Ⅲ 王の子 -24
「こんな恐ろしいこと、太陽神様が許してくれないよ」
娘…ジーナは震えながら、先ほどもらった庭園の見取り図を懐にしまった。
王太子とお后様が行幸する段取りの為、庭園の見取り図がいる。庭の造り方で多少変わってくるので、毎年新しいものをもらってくるのだ。上の女官から、使いを頼まれたのは別の下働きだった。ジーナは注意深くそれを見守っていた。その仕事をもらえと、主に言われていたからだ。
ジーナは頼まれた下働きが面倒がっているのを聞いて、ついでがあるから、その見取り図ももらってきてあげるよと持ち掛けた。下働きの子は喜んでジーナに頼んだ。

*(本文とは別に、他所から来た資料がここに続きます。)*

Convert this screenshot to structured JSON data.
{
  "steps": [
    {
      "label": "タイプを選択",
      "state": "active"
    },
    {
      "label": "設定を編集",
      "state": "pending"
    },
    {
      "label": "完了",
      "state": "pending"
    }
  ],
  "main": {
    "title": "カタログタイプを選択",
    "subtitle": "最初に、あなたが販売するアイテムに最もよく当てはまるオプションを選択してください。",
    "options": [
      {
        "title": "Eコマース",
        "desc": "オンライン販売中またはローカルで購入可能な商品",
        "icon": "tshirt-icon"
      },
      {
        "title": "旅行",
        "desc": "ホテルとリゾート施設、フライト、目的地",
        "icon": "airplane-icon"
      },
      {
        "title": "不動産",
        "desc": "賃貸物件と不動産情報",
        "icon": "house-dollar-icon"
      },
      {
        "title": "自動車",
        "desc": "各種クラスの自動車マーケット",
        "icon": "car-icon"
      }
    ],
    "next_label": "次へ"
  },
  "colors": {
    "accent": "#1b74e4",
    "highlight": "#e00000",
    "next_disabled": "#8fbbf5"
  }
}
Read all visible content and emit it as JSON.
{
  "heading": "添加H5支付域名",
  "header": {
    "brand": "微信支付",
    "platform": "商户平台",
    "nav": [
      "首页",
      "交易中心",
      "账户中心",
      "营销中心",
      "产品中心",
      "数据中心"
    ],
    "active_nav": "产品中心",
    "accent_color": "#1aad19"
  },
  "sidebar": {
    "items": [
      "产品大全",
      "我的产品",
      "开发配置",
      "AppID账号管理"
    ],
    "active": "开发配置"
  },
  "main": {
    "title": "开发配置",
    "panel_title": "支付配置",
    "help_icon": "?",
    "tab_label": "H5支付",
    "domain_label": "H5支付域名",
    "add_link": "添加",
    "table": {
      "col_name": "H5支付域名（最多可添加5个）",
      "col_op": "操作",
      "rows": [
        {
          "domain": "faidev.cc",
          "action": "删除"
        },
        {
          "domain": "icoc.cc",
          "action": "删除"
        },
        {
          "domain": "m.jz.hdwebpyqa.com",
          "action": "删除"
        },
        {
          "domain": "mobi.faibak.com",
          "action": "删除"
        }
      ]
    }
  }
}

ジーナは見取り図を持って、後宮に戻るのではなく、主に言われたところに向かった。
そこでは男が一人待っていた。着ているものはそこそこだ。だが、目がどんより歪んでいた。男は見取り図を受け取ると、しばらくそこで待てと言った。男は去っていき、ジーナは言われた通り、待っていた。何時間かして、男が戻ってきて、見取り図を返された。
ジーナは見取り図をもって、後宮に帰った。
毎度思うが、何かが起こるまで、何食わぬ顔をして待っているのが、一番つらい。
ジーナはその日を、おびえながらじっと待っていた。
「ご準備ができました」
女官の一人が告げに来た。后は扇子をパチリと音をたてて閉じた。
「さて、行くか」
蘭は黙って頭を下げた。
「ラン」
何を思ったのか、后は蘭を呼び、近くまで来るように促した。
「決して私の側を離れるな。必ずわたしを護れ」
「はっ」
何か起こるのだろうか、それとも、起こそうというのだろうか。蘭は胸騒ぎがした。
その為に、王太子を誘ったのだろうか。
考える暇を与えられず、后は出立を促した。
后の馬車の前を王太子の馬車が走っている。蘭は后の横で、気が気ではなかった。馬車の中には后と蘭の二人だけで、馬車の周りは護衛の兵が護ってくれている。馬車から前方をのぞいた時には、アランの馬車の横にコルがピッタリと馬を走らせていた。他にも護衛が散らばって護っているが、逆に王太子と后の馬車だと丸わかりだ。
后は何もしゃべらなかった。后には珍しく、ぼんやりとしている。
重苦しい空気の中、馬車が止まり、御者が到着を告げた。